Smith decided to 'just get the thing out' and before the operation came a CT scan to see if the cancer had spread elsewhere.
"The results took a week to come through, and I was starting to picture, 'Jeez, are there that many on the screen that they're still counting them? Have I got it everywhere?'
"Then the text came through: 'You're all clear, apart from the prostate.' It was as simple as that. The relief was enormous."

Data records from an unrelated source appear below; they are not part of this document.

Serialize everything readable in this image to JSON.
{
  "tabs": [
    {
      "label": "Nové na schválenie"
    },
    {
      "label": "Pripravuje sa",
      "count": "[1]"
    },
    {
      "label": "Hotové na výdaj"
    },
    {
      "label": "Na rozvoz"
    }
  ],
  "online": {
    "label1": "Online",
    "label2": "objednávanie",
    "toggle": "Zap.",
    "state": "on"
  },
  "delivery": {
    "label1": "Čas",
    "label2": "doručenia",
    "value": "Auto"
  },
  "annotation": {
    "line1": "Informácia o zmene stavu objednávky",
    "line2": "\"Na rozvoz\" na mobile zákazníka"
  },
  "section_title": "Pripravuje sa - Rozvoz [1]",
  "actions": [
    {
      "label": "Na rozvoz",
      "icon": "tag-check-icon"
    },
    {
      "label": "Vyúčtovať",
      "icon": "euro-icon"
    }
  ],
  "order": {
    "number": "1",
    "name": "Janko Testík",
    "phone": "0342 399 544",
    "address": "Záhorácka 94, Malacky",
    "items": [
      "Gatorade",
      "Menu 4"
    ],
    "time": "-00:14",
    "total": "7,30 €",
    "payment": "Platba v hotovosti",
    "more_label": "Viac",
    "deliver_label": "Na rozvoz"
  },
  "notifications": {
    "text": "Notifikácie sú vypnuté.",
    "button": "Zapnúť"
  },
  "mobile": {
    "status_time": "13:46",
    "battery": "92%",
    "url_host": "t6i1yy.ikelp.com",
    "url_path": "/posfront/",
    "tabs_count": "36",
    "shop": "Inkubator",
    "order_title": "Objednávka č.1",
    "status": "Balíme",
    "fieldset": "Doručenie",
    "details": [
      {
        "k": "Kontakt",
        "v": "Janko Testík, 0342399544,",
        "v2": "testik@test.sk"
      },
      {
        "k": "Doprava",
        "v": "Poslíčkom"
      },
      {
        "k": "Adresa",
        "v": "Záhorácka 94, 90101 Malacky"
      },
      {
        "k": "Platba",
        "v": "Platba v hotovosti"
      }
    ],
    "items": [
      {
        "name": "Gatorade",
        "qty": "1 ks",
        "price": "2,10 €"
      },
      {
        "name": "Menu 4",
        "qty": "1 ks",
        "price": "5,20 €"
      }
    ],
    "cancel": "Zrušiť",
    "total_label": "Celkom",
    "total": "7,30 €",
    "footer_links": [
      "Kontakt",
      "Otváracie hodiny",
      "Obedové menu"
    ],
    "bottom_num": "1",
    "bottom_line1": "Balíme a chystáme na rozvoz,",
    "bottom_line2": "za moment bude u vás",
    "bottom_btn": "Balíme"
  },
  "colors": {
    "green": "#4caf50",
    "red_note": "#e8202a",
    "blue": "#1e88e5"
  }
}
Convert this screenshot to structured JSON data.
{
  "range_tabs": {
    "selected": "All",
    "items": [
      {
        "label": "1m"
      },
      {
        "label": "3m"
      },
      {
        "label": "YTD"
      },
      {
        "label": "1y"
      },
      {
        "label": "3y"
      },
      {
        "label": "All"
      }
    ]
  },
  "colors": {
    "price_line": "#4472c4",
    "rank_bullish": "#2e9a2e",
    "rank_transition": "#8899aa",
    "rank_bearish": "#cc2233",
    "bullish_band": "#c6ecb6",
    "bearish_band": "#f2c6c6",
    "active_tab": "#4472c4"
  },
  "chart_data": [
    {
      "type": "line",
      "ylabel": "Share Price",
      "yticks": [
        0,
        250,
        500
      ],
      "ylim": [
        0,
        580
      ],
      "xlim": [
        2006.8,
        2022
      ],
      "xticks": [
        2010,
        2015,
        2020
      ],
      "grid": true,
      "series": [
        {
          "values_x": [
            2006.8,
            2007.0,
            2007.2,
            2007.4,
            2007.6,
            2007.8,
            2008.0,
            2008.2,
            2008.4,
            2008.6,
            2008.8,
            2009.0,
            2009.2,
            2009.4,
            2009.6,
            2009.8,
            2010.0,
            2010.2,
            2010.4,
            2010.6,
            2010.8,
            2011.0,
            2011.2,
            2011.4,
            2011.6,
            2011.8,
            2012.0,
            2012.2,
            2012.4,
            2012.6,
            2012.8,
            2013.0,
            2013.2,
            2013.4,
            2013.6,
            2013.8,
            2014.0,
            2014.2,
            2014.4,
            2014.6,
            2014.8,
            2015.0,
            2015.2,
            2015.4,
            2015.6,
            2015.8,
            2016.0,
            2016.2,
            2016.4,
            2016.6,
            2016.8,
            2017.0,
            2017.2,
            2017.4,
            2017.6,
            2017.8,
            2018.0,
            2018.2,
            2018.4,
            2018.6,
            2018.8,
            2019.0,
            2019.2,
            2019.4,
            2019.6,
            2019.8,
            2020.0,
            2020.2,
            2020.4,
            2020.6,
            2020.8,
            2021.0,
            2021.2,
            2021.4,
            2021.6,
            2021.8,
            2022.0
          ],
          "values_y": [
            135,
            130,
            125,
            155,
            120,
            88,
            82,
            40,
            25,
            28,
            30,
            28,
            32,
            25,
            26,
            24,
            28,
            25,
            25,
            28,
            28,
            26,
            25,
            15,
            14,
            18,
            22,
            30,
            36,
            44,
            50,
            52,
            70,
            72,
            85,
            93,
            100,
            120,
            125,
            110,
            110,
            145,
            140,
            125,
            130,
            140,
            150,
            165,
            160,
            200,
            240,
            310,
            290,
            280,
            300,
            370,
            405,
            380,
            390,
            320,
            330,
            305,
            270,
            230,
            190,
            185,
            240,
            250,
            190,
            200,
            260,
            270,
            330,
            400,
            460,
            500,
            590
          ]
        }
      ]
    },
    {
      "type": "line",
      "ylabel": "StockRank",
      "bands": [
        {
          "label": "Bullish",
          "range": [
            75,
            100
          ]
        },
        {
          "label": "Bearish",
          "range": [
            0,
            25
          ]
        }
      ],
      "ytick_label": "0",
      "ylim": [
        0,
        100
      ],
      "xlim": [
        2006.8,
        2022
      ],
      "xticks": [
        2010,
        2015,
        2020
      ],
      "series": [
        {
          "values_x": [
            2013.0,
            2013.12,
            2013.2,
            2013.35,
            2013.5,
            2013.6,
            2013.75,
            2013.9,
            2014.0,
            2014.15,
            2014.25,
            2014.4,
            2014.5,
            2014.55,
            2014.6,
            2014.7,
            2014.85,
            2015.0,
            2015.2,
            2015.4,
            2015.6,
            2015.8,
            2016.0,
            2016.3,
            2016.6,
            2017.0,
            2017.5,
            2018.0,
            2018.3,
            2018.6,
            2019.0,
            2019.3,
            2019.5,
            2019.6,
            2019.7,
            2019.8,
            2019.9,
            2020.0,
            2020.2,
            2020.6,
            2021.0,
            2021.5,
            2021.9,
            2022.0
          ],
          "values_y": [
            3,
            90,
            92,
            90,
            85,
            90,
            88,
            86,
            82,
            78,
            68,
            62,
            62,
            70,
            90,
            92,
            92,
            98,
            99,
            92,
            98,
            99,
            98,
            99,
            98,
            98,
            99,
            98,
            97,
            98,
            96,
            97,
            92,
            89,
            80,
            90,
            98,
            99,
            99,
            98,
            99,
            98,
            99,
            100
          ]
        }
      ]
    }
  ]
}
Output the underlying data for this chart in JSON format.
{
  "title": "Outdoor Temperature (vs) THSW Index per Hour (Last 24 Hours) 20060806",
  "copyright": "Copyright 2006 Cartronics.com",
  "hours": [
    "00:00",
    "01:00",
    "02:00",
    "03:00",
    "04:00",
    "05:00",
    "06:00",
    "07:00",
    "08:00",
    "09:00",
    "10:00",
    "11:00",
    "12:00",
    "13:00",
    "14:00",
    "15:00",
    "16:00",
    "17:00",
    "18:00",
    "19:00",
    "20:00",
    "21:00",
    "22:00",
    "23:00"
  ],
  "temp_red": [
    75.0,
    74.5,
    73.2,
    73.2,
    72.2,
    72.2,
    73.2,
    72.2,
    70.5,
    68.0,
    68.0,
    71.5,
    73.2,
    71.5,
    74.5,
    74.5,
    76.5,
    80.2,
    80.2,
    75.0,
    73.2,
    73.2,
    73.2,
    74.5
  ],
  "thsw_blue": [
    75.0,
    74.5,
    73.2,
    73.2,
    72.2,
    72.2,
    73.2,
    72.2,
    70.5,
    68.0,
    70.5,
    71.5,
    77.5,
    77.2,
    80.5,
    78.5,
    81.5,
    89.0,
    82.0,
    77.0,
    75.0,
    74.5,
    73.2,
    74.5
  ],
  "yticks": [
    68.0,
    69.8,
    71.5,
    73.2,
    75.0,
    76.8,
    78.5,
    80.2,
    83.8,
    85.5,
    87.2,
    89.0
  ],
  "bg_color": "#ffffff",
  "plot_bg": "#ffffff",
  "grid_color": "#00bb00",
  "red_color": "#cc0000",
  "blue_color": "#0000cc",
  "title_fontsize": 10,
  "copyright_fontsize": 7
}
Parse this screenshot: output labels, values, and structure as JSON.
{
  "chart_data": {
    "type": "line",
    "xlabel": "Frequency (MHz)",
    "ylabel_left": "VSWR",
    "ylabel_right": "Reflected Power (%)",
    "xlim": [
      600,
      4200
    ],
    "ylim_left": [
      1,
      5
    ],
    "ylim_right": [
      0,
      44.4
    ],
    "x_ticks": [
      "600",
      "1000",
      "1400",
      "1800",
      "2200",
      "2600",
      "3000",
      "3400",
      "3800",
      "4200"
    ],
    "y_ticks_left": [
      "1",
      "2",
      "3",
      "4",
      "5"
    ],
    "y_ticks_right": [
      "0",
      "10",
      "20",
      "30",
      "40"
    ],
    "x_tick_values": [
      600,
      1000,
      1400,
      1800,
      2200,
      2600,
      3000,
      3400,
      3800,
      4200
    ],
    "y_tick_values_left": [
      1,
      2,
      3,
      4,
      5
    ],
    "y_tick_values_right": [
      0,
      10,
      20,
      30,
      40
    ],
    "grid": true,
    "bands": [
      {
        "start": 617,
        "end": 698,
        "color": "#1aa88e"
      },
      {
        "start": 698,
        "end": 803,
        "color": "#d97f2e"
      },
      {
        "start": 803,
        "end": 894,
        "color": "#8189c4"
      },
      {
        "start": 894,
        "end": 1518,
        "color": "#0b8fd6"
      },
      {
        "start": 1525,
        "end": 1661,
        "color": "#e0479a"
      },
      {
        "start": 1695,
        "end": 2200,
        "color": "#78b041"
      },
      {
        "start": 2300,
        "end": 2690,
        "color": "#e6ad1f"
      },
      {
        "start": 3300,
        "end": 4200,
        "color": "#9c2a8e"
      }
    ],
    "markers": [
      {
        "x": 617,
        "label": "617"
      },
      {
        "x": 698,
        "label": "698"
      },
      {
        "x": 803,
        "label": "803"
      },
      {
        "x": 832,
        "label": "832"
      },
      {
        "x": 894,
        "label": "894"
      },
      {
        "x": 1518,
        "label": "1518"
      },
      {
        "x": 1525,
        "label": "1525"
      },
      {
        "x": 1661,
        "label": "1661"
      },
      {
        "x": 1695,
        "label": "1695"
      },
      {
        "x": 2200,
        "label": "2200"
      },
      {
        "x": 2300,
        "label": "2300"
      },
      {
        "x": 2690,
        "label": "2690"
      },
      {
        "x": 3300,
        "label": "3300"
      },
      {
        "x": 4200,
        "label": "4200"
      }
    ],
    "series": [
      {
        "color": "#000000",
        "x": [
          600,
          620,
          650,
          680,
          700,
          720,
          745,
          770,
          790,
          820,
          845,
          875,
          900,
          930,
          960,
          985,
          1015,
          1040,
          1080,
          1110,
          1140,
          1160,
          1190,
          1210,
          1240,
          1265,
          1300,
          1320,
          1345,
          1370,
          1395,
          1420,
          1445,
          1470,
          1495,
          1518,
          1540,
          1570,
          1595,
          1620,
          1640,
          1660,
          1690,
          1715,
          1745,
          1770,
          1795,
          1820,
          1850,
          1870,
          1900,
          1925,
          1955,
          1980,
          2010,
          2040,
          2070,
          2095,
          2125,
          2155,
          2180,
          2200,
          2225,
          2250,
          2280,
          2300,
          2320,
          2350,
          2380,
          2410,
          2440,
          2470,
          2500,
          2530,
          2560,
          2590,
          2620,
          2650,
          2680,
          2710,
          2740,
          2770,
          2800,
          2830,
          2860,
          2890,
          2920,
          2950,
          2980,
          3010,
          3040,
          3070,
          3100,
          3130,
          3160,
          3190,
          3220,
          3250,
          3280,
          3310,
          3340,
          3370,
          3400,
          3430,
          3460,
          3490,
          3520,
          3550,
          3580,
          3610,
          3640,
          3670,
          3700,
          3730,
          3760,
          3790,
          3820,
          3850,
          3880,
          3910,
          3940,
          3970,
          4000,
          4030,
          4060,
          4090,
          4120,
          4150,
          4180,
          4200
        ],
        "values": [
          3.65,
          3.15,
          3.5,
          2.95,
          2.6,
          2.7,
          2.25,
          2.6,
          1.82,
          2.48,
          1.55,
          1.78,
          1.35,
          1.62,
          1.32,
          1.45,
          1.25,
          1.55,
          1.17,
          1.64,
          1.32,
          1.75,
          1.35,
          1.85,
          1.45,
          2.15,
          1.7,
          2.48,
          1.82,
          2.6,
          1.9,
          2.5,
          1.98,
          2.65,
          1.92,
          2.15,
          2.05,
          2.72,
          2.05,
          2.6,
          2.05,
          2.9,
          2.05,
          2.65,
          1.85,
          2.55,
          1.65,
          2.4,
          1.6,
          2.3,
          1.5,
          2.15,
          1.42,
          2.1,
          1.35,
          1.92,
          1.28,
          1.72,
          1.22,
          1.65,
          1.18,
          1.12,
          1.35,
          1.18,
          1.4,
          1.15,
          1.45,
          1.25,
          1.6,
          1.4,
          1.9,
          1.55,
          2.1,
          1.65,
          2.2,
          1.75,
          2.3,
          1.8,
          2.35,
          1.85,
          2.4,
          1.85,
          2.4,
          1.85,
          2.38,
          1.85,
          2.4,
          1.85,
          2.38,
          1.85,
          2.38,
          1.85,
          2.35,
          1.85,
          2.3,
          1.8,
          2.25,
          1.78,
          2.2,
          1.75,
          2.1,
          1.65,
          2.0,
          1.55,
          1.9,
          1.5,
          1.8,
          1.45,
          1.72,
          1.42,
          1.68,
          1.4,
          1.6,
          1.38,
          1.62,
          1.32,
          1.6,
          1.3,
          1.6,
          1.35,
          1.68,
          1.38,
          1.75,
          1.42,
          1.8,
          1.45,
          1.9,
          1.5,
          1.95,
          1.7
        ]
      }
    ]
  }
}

The discovery he had cancer played no role in Smith's decision to step down from the All Black coaching team.
Nicknamed "The Professor", Smith had a 20-year association with the All Blacks as a player and then in three spells as a coach.
Smith's next move has been a subject of huge intrigue around the rugby world, and he is intent on fulfilling "a couple of little projects I started arranging immediately".
"I'm going to help the Kobe Steelers club in Japan," Smith said. "They have a relationship with the Chiefs, and I'm going to have an involvement with the coaches at Kobe and get a bit of coaching in from time to time.
"I'll also be doing two to three weeks with the Italian national team coaches over the year. I'll attend a couple of camps to have a mentoring-type role with Conor O'Shea and Mike Catt. I have a real passion for Italy, its people and their rugby, so Trish and I are looking forward to getting back there now and again."